Derek doesn’t say anything.
“She said I would have made a terrible father.” Immediately you wish you could retract your words - Derek is not your friend; he’s barely even your colleague. This is the most you’ve spoken in eleven months.
“That’s not true.”
“You think?”
“Yes,” he says without hesitation. “You would be great.”
“I always - ” you can’t believe you’re about to say this, but the combination of scotch and Addison’s impending departure is doing something to your head - “I always thought, if I did do the kid thing, I’d want to be like your dad.”
Derek eyes you cautiously and then offers a small nod. “Me, too.” He laughs suddenly, forcefully. “Funny that both of us are nearing forty and no kids. Not married, either.”
“We’ve definitely done an admirable job of completely fucking up our lives.”
He shakes his head a little sadly. “I don’t even know where it started.”
*
“Seriously?” you ask as soon as you’ve opened your hotel door.
Addison nods and crosses her arms, looking away.
Your eyes can’t help scanning from her stilettos up to the thin straps of her black lace dress. You swallow hard.
“You’re leaving in the morning, Addie.”
“Why else did you think I was here?” she asks, and bites her bottom lip.
You hate yourself right now - you really do.
“Old habits die hard, I guess,” you say and step aside so she can walk in.
She perches on the bed and crosses her legs. It strikes you that you don’t even know who the woman in front of you is.
Sometimes she’s the icy redhead who ignored your flirtatious advances at Yale orientation.
Sometimes she’s your best friend’s girlfriend, eating Twizzlers and staying up with you all night to help you pass your first-year intern exam.
Sometimes she’s the victim of Derek’s neglect.
Sometimes she’s the vicious bitch who fucked you over.
Sometimes she’s the almost-mother of your almost-child.
And mostly - mostly she’s the only woman you’ve ever actually loved.
So you step forward, and you let her grab the hem of your tee-shirt and drag you down towards her.
Because after all, you’re an easy target for evil redheads.
You press your mouth to hers, expecting the familiar taste of peppermint and expensive lipstick, but now Addison’s lips only scream of being alone.

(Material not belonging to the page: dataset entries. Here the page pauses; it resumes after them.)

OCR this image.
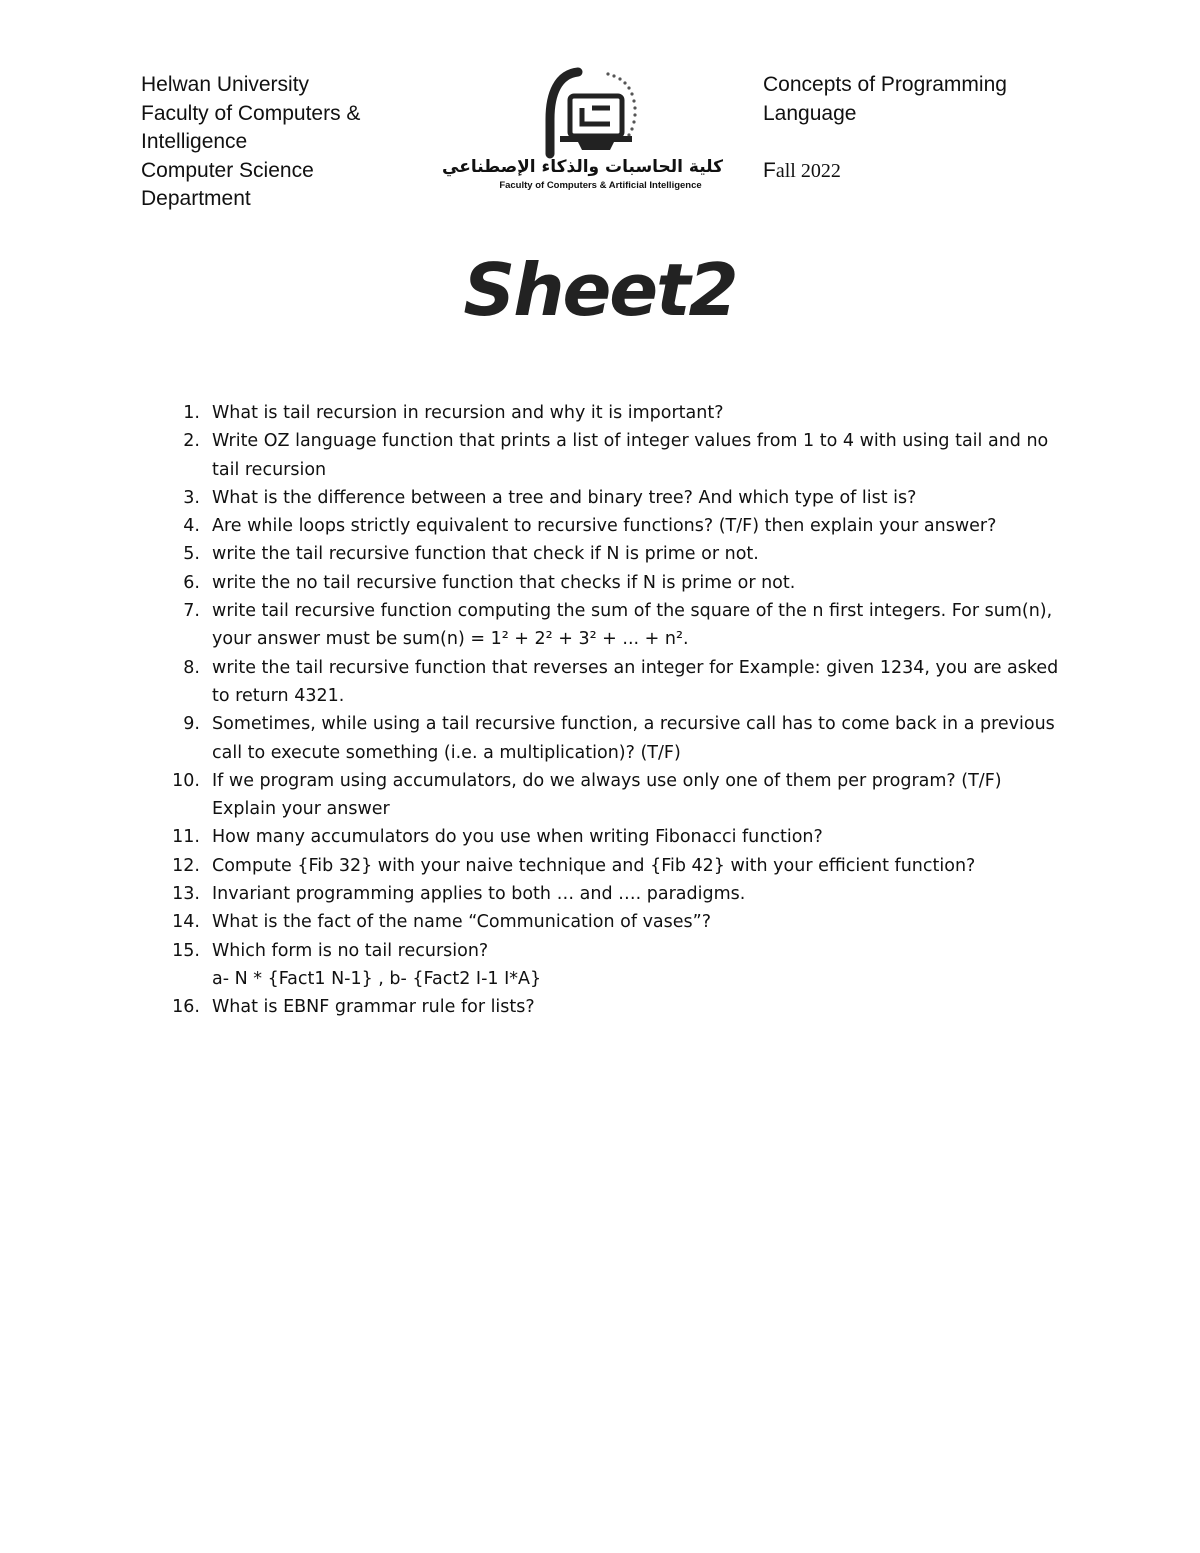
Helwan University
Faculty of Computers &
Intelligence
Computer Science
Department
كلية الحاسبات والذكاء الإصطناعي
Faculty of Computers & Artificial Intelligence
Concepts of Programming
Language
Fall 2022
Sheet2
1. What is tail recursion in recursion and why it is important?
2. Write OZ language function that prints a list of integer values from 1 to 4 with using tail and no tail recursion
3. What is the difference between a tree and binary tree? And which type of list is?
4. Are while loops strictly equivalent to recursive functions? (T/F) then explain your answer?
5. write the tail recursive function that check if N is prime or not.
6. write the no tail recursive function that checks if N is prime or not.
7. write tail recursive function computing the sum of the square of the n first integers. For sum(n), your answer must be sum(n) = 1² + 2² + 3² + ... + n².
8. write the tail recursive function that reverses an integer for Example: given 1234, you are asked to return 4321.
9. Sometimes, while using a tail recursive function, a recursive call has to come back in a previous call to execute something (i.e. a multiplication)? (T/F)
10. If we program using accumulators, do we always use only one of them per program? (T/F) Explain your answer
11. How many accumulators do you use when writing Fibonacci function?
12. Compute {Fib 32} with your naive technique and {Fib 42} with your efficient function?
13. Invariant programming applies to both … and …. paradigms.
14. What is the fact of the name “Communication of vases”?
15. Which form is no tail recursion?
a- N * {Fact1 N-1} , b- {Fact2 I-1 I*A}
16. What is EBNF grammar rule for lists?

You flinch but hold steady and kiss the smile right off her face.
*
Sometimes you try to trace the path of how the three of you got here - to being three fucked up people, none of you trusting each other. You remember being interns, comparing notes and arguing over who would get to work on the best cases. You remember talking with Derek about what you’d do with all the millions of dollars you’d earn, and making fun of Addison when she meticulously planned their perfect wedding.
Some of the reasons for why people turned out the way they did are obvious - Derek is a neurosurgeon because of what happened to his father; you’re in plastics because you to make things look perfect on the outside even though inside they might be broken.
And other things? Those reasons are a little harder to dig up. Like how Addison can deliver babies every day while knowing she killed her own. Like how you can watch her pack up her hotel room without telling her that you think she’s your only chance at ever being happy. Like how you and Derek will never go back to how it was.
You know now that this mess had been a long time coming.
You’ve always considered yourself a realistic person. You like things black and white, not that blurry gray area in the middle. Cut, suture, close.
It’s the lack of closure that really kills you in all of this.
You’d like to think that it’s because there’s still some kind of better ending out there. Not happy, necessarily - just better.
But the thing is, you’re one of the best plastic surgeons in the country for a reason. You pay painstaking attention to detail.
It wasn’t one moment that made it all start going downhill.
It was all those little details, pulled together into something that ultimately came undone.